[LLVMdev] Proposing a new 'alloca' parameter attribute to implement the Microsoft C++ ABI

Stephen Lin swlin at post.harvard.edu
Wed Jul 31 09:04:16 PDT 2013

> Quite the contrary, knowing that Clang's C++ ABI is completely
> incompatible with MS is a maintenance *simplification*.

Yes, for example, as explained by Bjarne once, incompatible name
mangling schemes for ABIs that are not guaranteed to be 100% binary
compatible is a _feature_, not a bug, since it prevents anyone from
even beginning to develop a workflow that relies upon linking possibly
incompatible binaries.

> Saying that supporting the MS C++ ABI is an uphill battle is an
> understatement (and better say MS C++ ABI*S*, because it evolved over
> time and it is known that it will change on future releases.) As far as
> I'm concerned, I'll never base my decisions on compiler usage on the
> advertisement of MS compatibility by Clang++, becase I *know* that for a
> very long time (maybe forever) whatever MS C++ libraries that work with
> Clang++ is by luck. That's what happens when you try to implement
> compatibility with an undocumented, propietary, complex feature.

This is my point as well; it just seems odd to spend so much effort to
implement and undocumented ABI with no guarantee of support or
stability (outside of MSVC major version releases). Furthermore, I
feel that, by reinforcing the notion that use of the MSVC++ ABI is
required for development on Windows (when no system-provided libraries
or ABIs require it), Clang developers are hindering the adoption of
Clang on Windows rather than promoting it, since it is unlikely that
any party that is not personally invested in Clang development would
be willing to depend on a backward engineered implementation of a
"required" but undocumented ABI for production use.
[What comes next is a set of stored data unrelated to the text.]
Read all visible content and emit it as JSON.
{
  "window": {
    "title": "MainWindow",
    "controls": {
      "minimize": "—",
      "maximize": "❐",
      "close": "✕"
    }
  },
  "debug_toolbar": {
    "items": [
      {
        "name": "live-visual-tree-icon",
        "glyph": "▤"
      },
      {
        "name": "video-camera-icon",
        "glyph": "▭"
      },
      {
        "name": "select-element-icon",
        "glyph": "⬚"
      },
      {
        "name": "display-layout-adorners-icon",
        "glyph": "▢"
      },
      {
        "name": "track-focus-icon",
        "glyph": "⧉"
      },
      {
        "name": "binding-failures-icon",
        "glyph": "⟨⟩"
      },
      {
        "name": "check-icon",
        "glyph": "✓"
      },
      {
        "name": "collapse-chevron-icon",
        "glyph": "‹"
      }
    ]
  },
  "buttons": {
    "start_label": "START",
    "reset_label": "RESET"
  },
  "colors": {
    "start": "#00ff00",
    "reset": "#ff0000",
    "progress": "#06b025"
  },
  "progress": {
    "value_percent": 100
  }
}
Furthermore, it
means that Clang will always be behind the curve on Windows, since,
even if MSVC++ ABI support is fully usable one day, no one will be
willing to link it with object files from a new major version of MSVC
without some critical mass of users being guinea pigs first and
ensuring that there are no major bugaboos.

I agree that there is value in supporting implementing full MSVC++
ABI, if it can be done, but it seems like that support can never be
100% complete (or, more to the point, known to be 100% complete)
unless Microsoft itself decides to officially support the
implementation or completely stabilize and document their C++ ABIs.
However, I personally think that it is not only easier, there is more
value in implementing a C++ ABI which is compatible with officially
supported C and COM MSVC++ ABI subsets and consciously _not_
compatible in others way (in particular, which does not even attempt
to link C++ symbols with MSVC++, since that is not required for COM).
This is something that can be made to work and guaranteed (barring
some seriously misguided behavior from Microsoft) to continue to work

Furthermore, by providing and controlling its own Windows C++ ABI:
Clang can possibly offer something that MSVC *cannot* (and does not
even try to do): a development platform and ecosystem which provides a
stable-over-time C++ ABI and consistent cross-module usage of RTTI,
STL, C++ memory management, etc. (which is dicey even within MSVC
major versions unless the exact same build settings are used, last
time I checked.) This would give someone an active reason to switch to
Clang more than anything else Clang currently offers on Windows.